The Convention on the Elimination of All Forms of Discrimination Against Women (CEDAW) is an important step towards eliminating legal and other forms of discrimination against women. Although 139 countries have signed it, 41 UN member states have not signed it, 6 have signed without ratification and 43 have ratified with reservations, undermining the hopes raised by its adoption in 1979 by the General Assembly of the United Nations.
Women still face legal discrimination every day in many countries-rich and poor, industrial and developing, democratic and authoritarian.

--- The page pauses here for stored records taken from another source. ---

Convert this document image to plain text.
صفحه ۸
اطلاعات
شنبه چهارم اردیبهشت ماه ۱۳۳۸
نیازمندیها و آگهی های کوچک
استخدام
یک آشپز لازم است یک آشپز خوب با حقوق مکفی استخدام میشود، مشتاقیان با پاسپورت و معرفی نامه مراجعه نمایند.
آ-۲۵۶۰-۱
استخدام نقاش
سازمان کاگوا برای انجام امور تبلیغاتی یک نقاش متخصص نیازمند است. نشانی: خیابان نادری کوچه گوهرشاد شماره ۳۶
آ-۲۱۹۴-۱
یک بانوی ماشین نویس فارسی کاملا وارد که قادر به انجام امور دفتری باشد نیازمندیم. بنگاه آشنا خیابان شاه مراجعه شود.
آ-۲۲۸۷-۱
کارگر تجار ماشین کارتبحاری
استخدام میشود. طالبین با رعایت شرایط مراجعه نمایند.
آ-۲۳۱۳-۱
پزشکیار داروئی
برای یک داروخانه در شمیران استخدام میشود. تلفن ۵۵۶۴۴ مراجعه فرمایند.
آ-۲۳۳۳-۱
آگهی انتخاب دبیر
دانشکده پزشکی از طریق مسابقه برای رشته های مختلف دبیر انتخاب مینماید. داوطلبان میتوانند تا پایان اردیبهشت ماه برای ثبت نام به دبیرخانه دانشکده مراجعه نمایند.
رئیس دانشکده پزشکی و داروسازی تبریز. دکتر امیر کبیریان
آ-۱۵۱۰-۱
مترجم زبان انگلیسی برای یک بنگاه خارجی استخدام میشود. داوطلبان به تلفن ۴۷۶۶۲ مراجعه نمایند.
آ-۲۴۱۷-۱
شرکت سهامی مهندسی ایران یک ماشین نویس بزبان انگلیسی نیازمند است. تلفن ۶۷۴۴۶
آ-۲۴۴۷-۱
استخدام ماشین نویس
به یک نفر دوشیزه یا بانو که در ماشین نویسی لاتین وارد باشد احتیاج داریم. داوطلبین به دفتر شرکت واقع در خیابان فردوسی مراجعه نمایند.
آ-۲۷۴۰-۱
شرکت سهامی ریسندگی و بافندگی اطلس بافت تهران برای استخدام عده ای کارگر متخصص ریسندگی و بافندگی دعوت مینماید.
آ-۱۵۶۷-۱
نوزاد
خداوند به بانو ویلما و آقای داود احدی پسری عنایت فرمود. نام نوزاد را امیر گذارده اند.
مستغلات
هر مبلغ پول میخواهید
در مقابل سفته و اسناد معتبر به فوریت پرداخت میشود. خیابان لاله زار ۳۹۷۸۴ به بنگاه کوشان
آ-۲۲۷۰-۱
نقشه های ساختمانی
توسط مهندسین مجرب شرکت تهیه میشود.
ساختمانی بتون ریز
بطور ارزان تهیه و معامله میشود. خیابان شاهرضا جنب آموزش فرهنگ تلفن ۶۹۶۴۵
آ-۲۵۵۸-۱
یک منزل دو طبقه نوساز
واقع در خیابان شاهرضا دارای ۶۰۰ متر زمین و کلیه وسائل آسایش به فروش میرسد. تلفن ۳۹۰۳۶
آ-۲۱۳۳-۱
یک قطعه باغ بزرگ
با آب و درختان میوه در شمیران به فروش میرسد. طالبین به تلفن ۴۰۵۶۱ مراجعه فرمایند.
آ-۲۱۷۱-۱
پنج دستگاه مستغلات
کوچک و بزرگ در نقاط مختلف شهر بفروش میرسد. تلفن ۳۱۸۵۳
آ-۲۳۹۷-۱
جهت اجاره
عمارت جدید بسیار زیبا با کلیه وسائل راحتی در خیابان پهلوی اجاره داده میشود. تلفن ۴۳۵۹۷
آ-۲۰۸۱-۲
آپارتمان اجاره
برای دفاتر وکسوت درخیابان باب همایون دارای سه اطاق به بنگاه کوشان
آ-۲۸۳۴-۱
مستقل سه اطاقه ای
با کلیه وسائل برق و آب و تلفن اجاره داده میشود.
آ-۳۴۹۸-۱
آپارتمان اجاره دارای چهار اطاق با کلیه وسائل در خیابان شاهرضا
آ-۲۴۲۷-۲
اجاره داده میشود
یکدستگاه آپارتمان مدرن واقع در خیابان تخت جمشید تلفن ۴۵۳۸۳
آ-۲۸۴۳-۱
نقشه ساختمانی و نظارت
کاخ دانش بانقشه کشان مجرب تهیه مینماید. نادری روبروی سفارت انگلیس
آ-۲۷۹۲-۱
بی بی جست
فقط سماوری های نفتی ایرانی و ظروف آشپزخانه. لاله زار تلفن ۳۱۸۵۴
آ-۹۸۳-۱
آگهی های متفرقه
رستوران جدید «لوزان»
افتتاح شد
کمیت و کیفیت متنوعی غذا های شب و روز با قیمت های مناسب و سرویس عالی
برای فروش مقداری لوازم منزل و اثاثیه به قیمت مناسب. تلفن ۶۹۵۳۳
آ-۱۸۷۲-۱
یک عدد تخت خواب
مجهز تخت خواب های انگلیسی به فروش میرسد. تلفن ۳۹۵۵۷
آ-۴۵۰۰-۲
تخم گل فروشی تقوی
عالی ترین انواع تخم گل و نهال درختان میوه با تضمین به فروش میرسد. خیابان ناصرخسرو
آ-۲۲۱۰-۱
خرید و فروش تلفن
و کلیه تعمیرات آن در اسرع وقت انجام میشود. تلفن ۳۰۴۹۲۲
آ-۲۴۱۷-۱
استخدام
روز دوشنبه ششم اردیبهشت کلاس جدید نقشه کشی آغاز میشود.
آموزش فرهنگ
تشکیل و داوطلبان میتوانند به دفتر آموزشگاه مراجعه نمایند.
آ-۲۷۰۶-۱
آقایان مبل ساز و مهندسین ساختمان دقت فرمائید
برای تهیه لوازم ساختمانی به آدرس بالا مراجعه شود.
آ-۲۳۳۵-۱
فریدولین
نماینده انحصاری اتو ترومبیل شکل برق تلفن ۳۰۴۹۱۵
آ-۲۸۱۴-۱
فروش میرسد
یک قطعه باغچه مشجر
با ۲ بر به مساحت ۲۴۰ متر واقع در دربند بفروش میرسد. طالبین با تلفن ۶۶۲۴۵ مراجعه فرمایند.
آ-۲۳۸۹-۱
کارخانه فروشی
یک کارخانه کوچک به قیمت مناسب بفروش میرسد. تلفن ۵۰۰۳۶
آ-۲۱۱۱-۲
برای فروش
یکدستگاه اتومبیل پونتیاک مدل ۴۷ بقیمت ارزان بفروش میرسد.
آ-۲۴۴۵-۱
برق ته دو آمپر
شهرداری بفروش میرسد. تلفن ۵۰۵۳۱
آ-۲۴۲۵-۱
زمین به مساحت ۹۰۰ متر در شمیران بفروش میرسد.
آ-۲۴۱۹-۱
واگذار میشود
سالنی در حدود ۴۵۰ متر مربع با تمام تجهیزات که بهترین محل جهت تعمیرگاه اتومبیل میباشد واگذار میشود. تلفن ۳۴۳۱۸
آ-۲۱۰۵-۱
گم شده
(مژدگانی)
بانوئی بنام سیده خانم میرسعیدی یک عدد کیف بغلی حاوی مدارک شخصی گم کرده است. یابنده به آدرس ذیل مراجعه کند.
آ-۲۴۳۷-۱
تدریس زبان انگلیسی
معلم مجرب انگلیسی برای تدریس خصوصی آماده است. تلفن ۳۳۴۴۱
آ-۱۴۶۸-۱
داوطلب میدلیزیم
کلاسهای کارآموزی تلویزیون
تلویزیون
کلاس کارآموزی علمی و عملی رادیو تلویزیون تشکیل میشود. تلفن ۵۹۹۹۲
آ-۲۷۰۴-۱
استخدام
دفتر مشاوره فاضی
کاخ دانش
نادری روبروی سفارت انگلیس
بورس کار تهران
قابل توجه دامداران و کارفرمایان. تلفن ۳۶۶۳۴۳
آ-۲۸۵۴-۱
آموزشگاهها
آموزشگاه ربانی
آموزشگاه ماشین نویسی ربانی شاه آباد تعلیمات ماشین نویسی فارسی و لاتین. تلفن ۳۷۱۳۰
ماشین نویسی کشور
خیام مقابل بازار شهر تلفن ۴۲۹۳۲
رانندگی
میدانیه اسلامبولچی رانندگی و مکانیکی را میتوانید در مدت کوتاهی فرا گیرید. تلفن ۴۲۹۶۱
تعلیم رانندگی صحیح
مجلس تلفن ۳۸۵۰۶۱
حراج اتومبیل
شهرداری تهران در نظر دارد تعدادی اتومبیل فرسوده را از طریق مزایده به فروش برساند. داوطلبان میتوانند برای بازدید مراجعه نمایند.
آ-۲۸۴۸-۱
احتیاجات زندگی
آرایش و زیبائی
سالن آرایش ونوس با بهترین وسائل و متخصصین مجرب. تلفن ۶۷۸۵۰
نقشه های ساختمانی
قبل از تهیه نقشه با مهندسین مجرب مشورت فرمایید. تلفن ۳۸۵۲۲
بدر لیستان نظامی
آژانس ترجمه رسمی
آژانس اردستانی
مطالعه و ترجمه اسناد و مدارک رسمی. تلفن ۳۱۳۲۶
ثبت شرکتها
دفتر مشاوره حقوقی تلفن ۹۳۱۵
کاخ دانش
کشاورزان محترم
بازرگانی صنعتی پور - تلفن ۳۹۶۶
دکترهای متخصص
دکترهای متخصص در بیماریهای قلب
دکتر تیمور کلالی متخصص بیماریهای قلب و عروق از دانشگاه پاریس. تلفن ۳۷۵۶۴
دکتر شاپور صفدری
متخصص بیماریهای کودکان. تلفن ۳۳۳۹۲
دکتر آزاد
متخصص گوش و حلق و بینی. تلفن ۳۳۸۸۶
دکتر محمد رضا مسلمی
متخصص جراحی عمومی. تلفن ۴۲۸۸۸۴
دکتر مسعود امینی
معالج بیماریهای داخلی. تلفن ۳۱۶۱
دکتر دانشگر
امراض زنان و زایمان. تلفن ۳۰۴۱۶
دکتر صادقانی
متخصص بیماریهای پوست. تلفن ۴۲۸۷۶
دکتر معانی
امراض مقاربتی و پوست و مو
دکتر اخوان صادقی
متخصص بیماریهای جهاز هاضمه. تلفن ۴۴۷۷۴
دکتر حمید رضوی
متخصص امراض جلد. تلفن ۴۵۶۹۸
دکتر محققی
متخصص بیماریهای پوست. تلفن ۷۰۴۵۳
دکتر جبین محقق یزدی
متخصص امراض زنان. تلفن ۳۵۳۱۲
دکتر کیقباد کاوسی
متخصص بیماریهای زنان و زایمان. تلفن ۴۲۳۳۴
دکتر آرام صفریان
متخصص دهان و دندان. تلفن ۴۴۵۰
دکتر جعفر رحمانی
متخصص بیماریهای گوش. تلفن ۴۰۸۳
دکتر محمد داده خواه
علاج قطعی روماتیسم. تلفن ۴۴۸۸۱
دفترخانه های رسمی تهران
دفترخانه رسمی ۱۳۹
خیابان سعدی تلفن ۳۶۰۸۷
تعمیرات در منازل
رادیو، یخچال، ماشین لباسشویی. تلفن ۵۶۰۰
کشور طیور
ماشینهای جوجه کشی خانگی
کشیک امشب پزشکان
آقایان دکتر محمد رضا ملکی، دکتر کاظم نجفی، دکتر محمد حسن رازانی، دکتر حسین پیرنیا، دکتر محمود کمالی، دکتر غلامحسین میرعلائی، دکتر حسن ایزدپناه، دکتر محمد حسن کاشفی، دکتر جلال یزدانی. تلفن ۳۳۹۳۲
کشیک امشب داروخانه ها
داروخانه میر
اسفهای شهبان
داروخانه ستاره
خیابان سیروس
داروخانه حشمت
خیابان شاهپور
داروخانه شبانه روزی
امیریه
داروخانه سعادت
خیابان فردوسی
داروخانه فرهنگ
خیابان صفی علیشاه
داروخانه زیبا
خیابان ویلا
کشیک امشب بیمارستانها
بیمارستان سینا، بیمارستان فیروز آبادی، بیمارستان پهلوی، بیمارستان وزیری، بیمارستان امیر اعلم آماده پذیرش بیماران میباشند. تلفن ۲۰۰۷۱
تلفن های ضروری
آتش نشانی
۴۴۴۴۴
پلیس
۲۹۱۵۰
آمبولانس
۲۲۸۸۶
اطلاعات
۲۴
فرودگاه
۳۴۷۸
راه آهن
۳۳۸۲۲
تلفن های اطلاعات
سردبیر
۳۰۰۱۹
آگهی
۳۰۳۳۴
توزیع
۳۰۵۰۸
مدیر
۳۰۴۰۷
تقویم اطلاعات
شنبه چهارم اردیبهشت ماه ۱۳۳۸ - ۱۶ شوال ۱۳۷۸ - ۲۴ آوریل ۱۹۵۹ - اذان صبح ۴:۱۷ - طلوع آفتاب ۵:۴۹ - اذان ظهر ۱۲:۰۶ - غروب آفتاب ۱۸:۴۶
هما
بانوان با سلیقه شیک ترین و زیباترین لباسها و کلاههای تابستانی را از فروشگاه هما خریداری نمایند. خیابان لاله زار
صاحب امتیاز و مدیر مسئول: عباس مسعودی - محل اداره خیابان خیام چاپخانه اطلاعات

Ironically, what unites countries across many cultural, religious, ideological, political and economic divides is their common cause against the equality of women-in the right to travel, marry, divorce, acquire nationality, manage property, seek employment and inherit property.
A few examples illustrate how differently laws treat men and women, only a small sample of the widespread legal discrimination in many countries.
Right to nationality. In much of West Asia and North Africa, women married to foreigners cannot transfer citizenship to their husbands, though men in similar situations can.
Right to manage property. Married women are under the permanent guardianship of their husbands and have no right to manage property in Botswana, Lesotho, Namibia and Swaziland.
Right to income-earning opportunities. Husbands can restrict a wife's employment outside the home in Bolivia, Guatemala and Syria.
Right to travel. In some Arab countries, a husband's consent is necessary for a wife to obtain a passport, but not vice versa. Women cannot leave the country without their husband's permission in Iran.
Legislation that differentiates between men and women is grounded in interpretations of cultural traditions. The women and men of every society have to decide how to reinterpret their culture and adapt it to their needs and aspirations. But with women's participation in political and legislative decision-making constrained everywhere, no society can claim that women are participating adequately in formulating the legal framework under which they live.